Correction of truncus arteriosus with truncal valvar stenosis or insufficiency using two homografts

RC Elkins, JB Steinberg, JD Razook, KE Ward, ED Overholt and WM Thompson Jr
Department of Surgery, University of Oklahoma Health Sciences Center, Oklahoma City 73190.

Surgical correction of truncus arteriosus requires the creation of right ventricular to pulmonary artery continuity and closure of the ventricular septal defect. A variety of conduits have been used including valved and nonvalved. Despite a significant incidence of truncal valvar stenosis and insufficiency, this valve has seldom been replaced.

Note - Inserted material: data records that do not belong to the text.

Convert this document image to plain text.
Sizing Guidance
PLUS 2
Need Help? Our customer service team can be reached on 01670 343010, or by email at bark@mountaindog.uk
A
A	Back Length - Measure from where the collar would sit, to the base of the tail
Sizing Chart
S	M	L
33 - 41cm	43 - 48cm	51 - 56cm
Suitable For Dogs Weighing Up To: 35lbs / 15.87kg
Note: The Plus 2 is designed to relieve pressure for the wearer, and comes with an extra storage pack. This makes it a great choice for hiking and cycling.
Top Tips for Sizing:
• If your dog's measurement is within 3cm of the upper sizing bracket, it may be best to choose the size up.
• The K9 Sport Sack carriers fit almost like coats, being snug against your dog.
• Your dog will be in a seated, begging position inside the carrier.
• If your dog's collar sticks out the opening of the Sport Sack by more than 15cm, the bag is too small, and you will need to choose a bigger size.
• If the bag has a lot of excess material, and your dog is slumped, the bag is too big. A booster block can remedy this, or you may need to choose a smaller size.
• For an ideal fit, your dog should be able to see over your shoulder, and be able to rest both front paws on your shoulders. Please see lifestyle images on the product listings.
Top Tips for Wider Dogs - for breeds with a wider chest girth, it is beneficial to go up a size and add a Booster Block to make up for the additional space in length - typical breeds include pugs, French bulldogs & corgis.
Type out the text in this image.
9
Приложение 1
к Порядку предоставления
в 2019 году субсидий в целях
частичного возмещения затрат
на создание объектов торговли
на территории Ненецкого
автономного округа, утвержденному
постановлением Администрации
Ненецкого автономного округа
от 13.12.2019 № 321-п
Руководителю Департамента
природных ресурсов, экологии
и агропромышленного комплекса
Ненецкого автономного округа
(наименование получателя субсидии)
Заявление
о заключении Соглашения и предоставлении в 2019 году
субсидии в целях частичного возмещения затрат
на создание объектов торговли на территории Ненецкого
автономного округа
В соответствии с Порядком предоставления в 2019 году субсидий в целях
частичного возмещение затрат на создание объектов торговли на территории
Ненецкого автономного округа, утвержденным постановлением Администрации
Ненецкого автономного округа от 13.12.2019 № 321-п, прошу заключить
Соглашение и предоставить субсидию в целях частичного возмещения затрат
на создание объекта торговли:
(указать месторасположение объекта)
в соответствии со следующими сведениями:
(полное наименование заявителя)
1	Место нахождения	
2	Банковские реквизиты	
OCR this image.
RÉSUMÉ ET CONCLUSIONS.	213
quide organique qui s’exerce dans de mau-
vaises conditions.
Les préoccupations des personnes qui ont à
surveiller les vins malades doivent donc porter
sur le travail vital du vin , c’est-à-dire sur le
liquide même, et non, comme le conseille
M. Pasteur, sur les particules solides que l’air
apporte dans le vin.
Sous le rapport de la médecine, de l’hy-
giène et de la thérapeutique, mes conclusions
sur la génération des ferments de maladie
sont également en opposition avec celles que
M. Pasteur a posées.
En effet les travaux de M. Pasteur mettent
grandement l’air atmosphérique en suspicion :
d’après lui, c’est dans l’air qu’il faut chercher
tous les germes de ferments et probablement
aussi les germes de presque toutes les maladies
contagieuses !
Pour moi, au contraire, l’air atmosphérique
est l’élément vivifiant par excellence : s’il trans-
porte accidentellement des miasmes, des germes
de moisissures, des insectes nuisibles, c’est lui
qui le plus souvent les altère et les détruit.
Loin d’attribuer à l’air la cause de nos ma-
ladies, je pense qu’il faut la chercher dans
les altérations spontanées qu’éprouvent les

We present 4 cases of truncus arteriosus with truncal valvar stenosis or insufficiency that were repaired using two valved homografts: one to create the pulmonary outflow tract and the other to replace the abnormal truncal valve. Two of these patients are doing well after 4 months. Another child survived the operation and did well for 2 months when she died suddenly. The last child died 14 hours postoperatively from low cardiac output syndrome secondary to diabetic hypertrophic cardiomyopathy. When truncal valvar abnormalities are present, the primary repair of truncus arteriosus in an infant should include replacement of the truncal valve. Total correction can be successfully achieved using two valved homografts, resulting in long- term palliation and freedom from thromboembolic events and the use of anticoagulants.